High-level crime

By Xavier Caño

ccs@tsai.es
 

In mid-December, a gap totaling more than $4 billion was found in the accounts of the Italian multinational company Parmalat. The Italian press contends that those billions have disappeared in a web of subsidiary companies in the Cayman Islands, the darkest fiscal haven in the world.

Bonlat, a Parmalat subsidiary that handled that money, claimed it had invested it in the Epicurum Fund, but the money did not surface. Bonlat then stated that those funds were in the Bank of America but the U.S. bank denied the assertion and now has sued Parmalat for falsification of documents. Italy’s Minister of the Economy, Giulio Tremonti, described the scandal as “Europe’s Enron case.”

In late 2001, the crimes of swindle, deceit and fraud committed by the management of the U.S. company Enron became public. That scandal was followed in 2002 and 2003 by others – also major crimes – on both sides of the Atlantic: WorldCom, AOL Time Warner, Elf, Crédit Lyonnnais, Adelphia, Global Crossing … and now, Parmalat.

As the Spanish economics journalist Joaquín Estefanía wrote: “No day passes without a scandal.” In some cases, economic crime has – by playing with smoke and mirrors – committed swindles under the guise of financial engineering or imaginative accounting. In others, like Parmalat, industrial companies that produce tangible goods have swiped money with the necessary assistance of the opaque and impenetrable framework of the fiscal havens.
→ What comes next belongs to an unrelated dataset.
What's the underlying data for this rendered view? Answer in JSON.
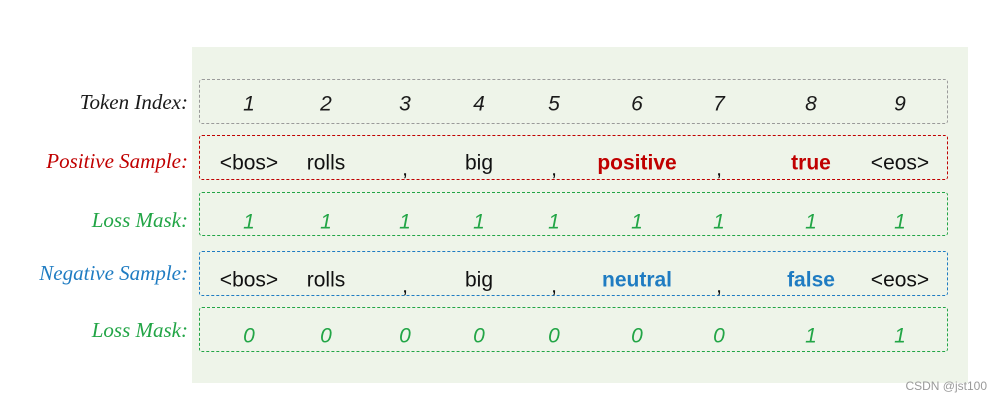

This is not a question of shameless proprietors who drive their companies into bankruptcy because they themselves are thieves. When a major company goes bankrupt or is targeted for criminal activities, thousands of people are harmed and they’re not only major shareholders. For the most part, they are small and medium shareholders, workers and retired employees. High-level delinquency may be elegant, well-dressed and perfumed but it causes more harm than the mugger who steals a handbag on the bus or seizes a wallet at knifepoint.

But when the companies that commit crimes handle investment funds (the core of the current financial capitalism), then the number of people harmed rises to the millions and even the hundreds of millions. In the United States late last year, several prosecutors began to investigate irregularities in the management of investment funds; Eliot Spitzer, New York’s attorney general, after investigating those irregularities on Wall Street, said they represented “a stinking pit.”

That investigation of extortion, fraudulent practices, swindle of investors and money laundering has reached into major banks, powerful financial intermediaries and important management societies. The people responsible for those crimes are respectable and distinguished high-ranking executives, chairmen and members of management councils, and the top operators of various companies. In a word: the new neoliberal capitalists.

In the 1980s, two ultraconservatives, Ronald Reagan and Margaret Thatcher, began the rightist retreat that became the nefarious “Washington consensus,” one of whose dogmas is financial deregulation, that is, total freedom for financial capitalism, the end of standards and control regulations for the movement of capital, all of this replaced by a fairytale known as “self-regulation.”

Joseph Stiglitz, Nobel laureate in economics, has written that the financial and accounting scandals of recent years have destroyed the purported intellectual foundations of deregulation: “There is nothing fortuitous in the fact that the origin of so many problems in the 1990s dates back to the deregulation of power, telecommunications or financial companies.” And William Donaldson, chairman of the Securities and Exchange Commission, said in early December: “Self-regulation has failed.” Yet, there are people who still insist that no standards and no controls be placed on financial capitalism.

When the magazine The Economist celebrated its more than 160 years of existence, it published an editorial that said the worst enemies of capitalism are the capitalists who abuse the unlimited power they have gained. The prestigious magazine must suffer from pathological naiveté, because it is capitalism’s own predatory version of neoliberalism that harbors the metastatic tumor of high-level crime that causes so much inequality and poverty. Not to mention its complicity and concomitance with the laundering of money generated by terrorism and organized crime.

Neoliberal capitalism, whose dogmatic dictatorship began in the mid-1980s, is one of the worst catastrophes that has befallen humanity, which now witnesses its results. It is a catastrophe whose origin is the predators’ conviction that there are two kinds of human beings: A minority elected by the gods of success and unending profits (they), and a majority that can be victimized and exploited at the convenience and whim of the former (everybody else).